Un nombre optimal de « gros » cœurs
Quand on lit la fiche technique des processeurs Raptor Lake déjà annoncés, un élément saute aux yeux : si le nombre de cœurs est en hausse, c’est parce qu’Intel est allé jusqu’à doubler le nombre de cœurs basses performances. Sans jamais ajouter un seul cœur hautes performances.
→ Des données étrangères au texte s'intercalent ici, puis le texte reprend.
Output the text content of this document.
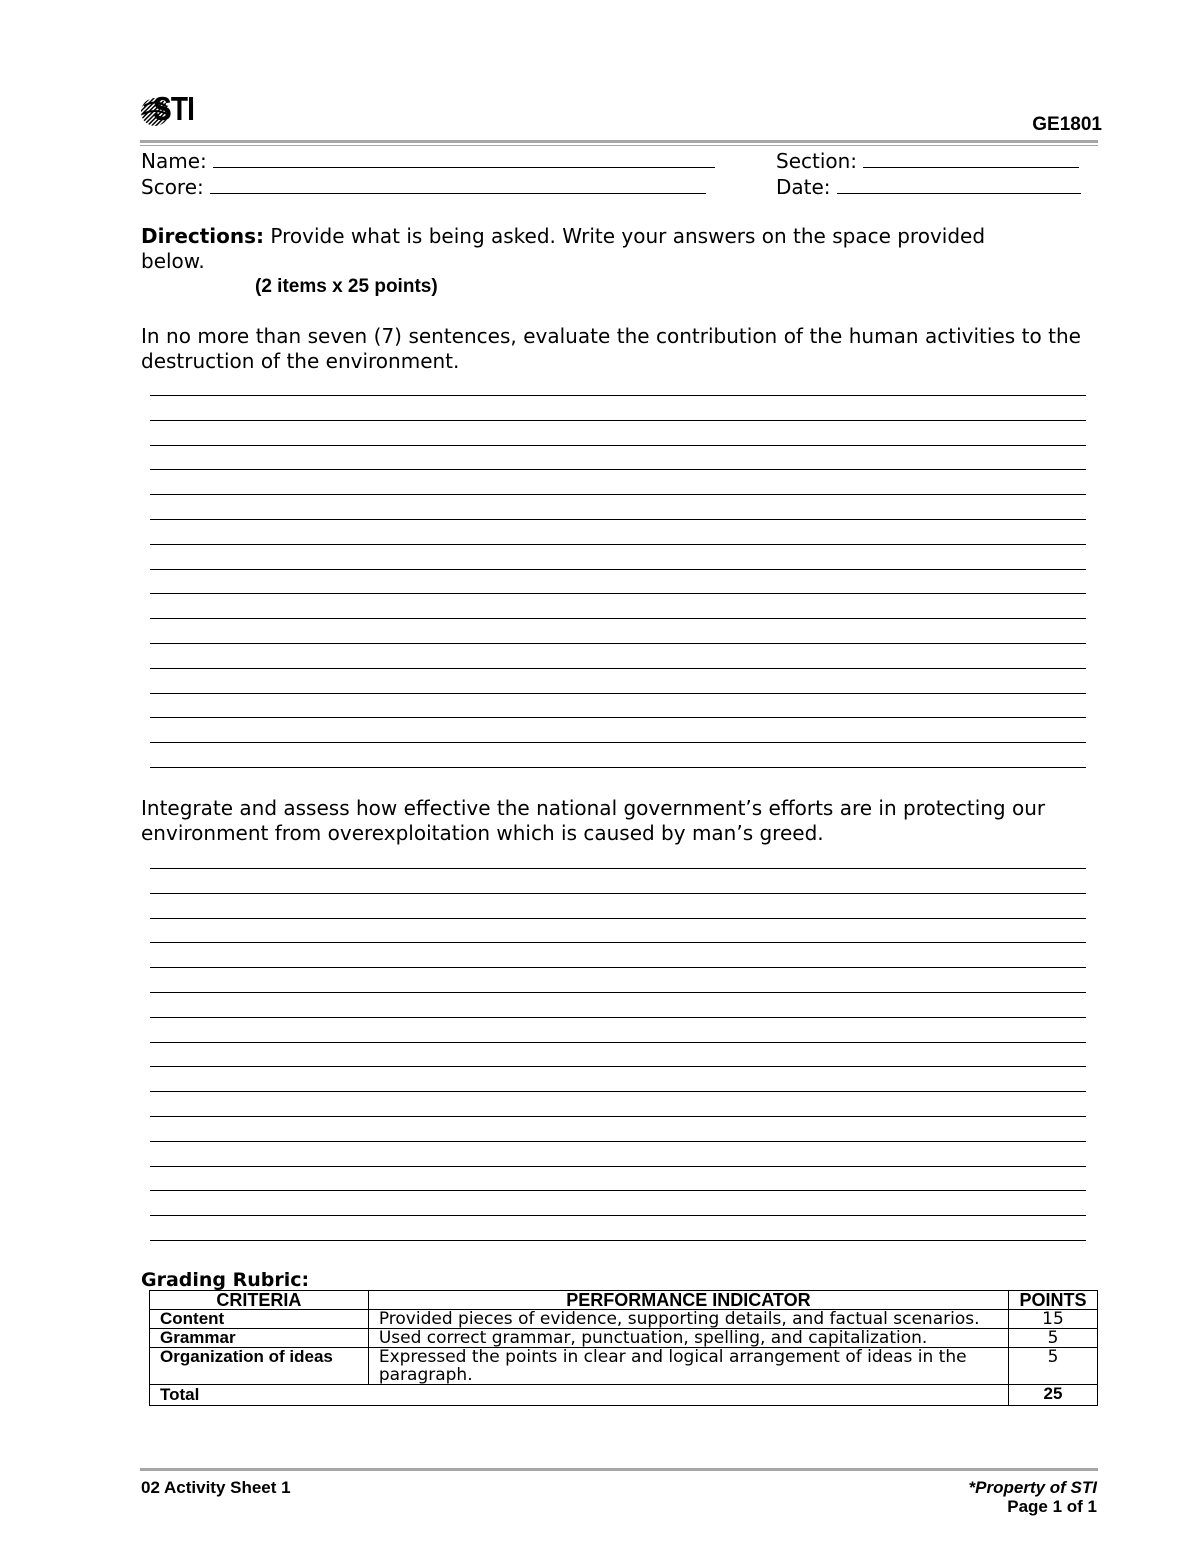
STI	GE1801
Name:	Section:
Score:	Date:
Directions: Provide what is being asked. Write your answers on the space provided below.
(2 items x 25 points)
In no more than seven (7) sentences, evaluate the contribution of the human activities to the destruction of the environment.
Integrate and assess how effective the national government’s efforts are in protecting our environment from overexploitation which is caused by man’s greed.
Grading Rubric:
CRITERIA	PERFORMANCE INDICATOR	POINTS
Content	Provided pieces of evidence, supporting details, and factual scenarios.	15
Grammar	Used correct grammar, punctuation, spelling, and capitalization.	5
Organization of ideas	Expressed the points in clear and logical arrangement of ideas in the paragraph.	5
Total		25
02 Activity Sheet 1	*Property of STI
Page 1 of 1
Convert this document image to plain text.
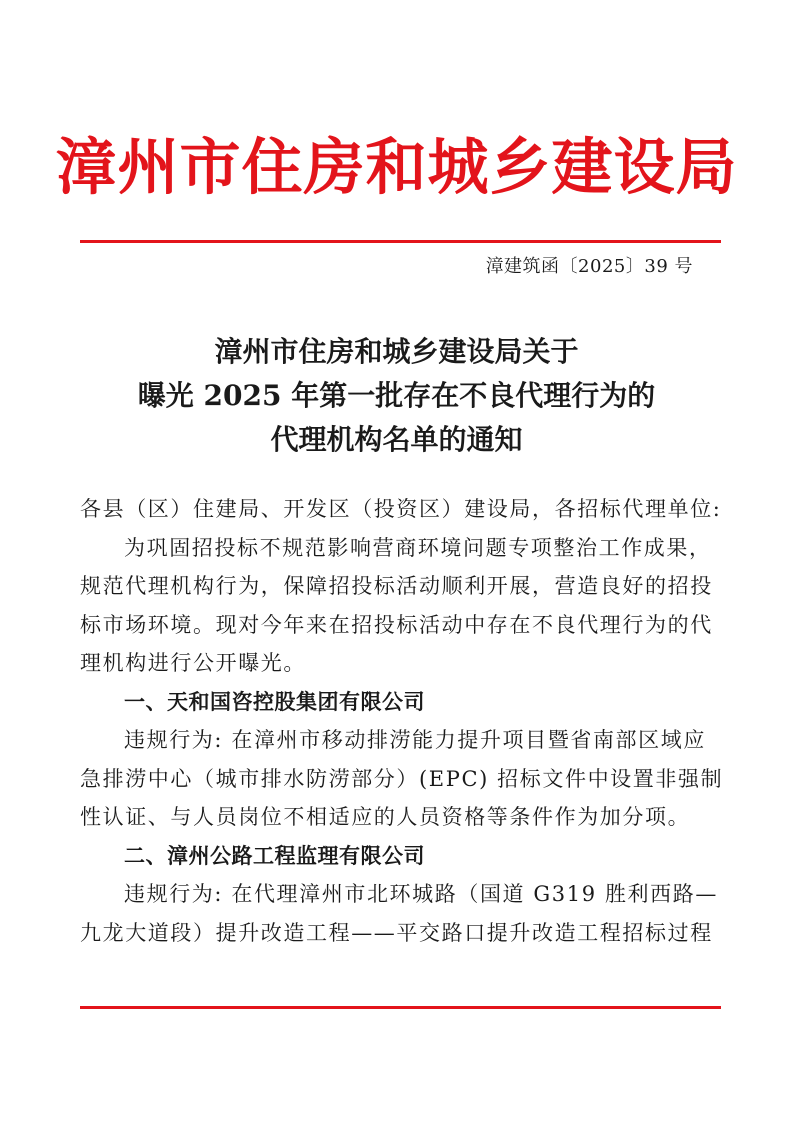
漳州市住房和城乡建设局
漳建筑函〔2025〕39 号
漳州市住房和城乡建设局关于
曝光 2025 年第一批存在不良代理行为的
代理机构名单的通知
各县（区）住建局、开发区（投资区）建设局，各招标代理单位:
为巩固招投标不规范影响营商环境问题专项整治工作成果，
规范代理机构行为，保障招投标活动顺利开展，营造良好的招投
标市场环境。现对今年来在招投标活动中存在不良代理行为的代
理机构进行公开曝光。
一、天和国咨控股集团有限公司
违规行为: 在漳州市移动排涝能力提升项目暨省南部区域应
急排涝中心（城市排水防涝部分）(EPC) 招标文件中设置非强制
性认证、与人员岗位不相适应的人员资格等条件作为加分项。
二、漳州公路工程监理有限公司
违规行为: 在代理漳州市北环城路（国道 G319 胜利西路—
九龙大道段）提升改造工程——平交路口提升改造工程招标过程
« Nous avons surtout travaillé la partition énergétique de nos puces », expliquent en cœur Ran Berenson et Arik Gihon, des deux « cerveaux » aux commandes du développement des puces. « Une des grosses différences entre la 12e et la 13e génération dont nous sommes fiers est la partie alimentation », expliquent les deux ingénieurs. « Pour la même consommation énergétique, les cœurs développent bien plus de puissance », se félicitent-ils. « La clé de ces progrès était d’améliorer l’énergie consommée par chaque traitement d’instruction. Et quand on regarde dans les détails, on s’aperçoit que la plupart des bonnes applications utilisent uniquement deux ou quatre threads hautes performances. Et les applications qui utilisent beaucoup de threads n’ont pas nécessairement besoin de monter très haut en fréquence », continuent les deux experts.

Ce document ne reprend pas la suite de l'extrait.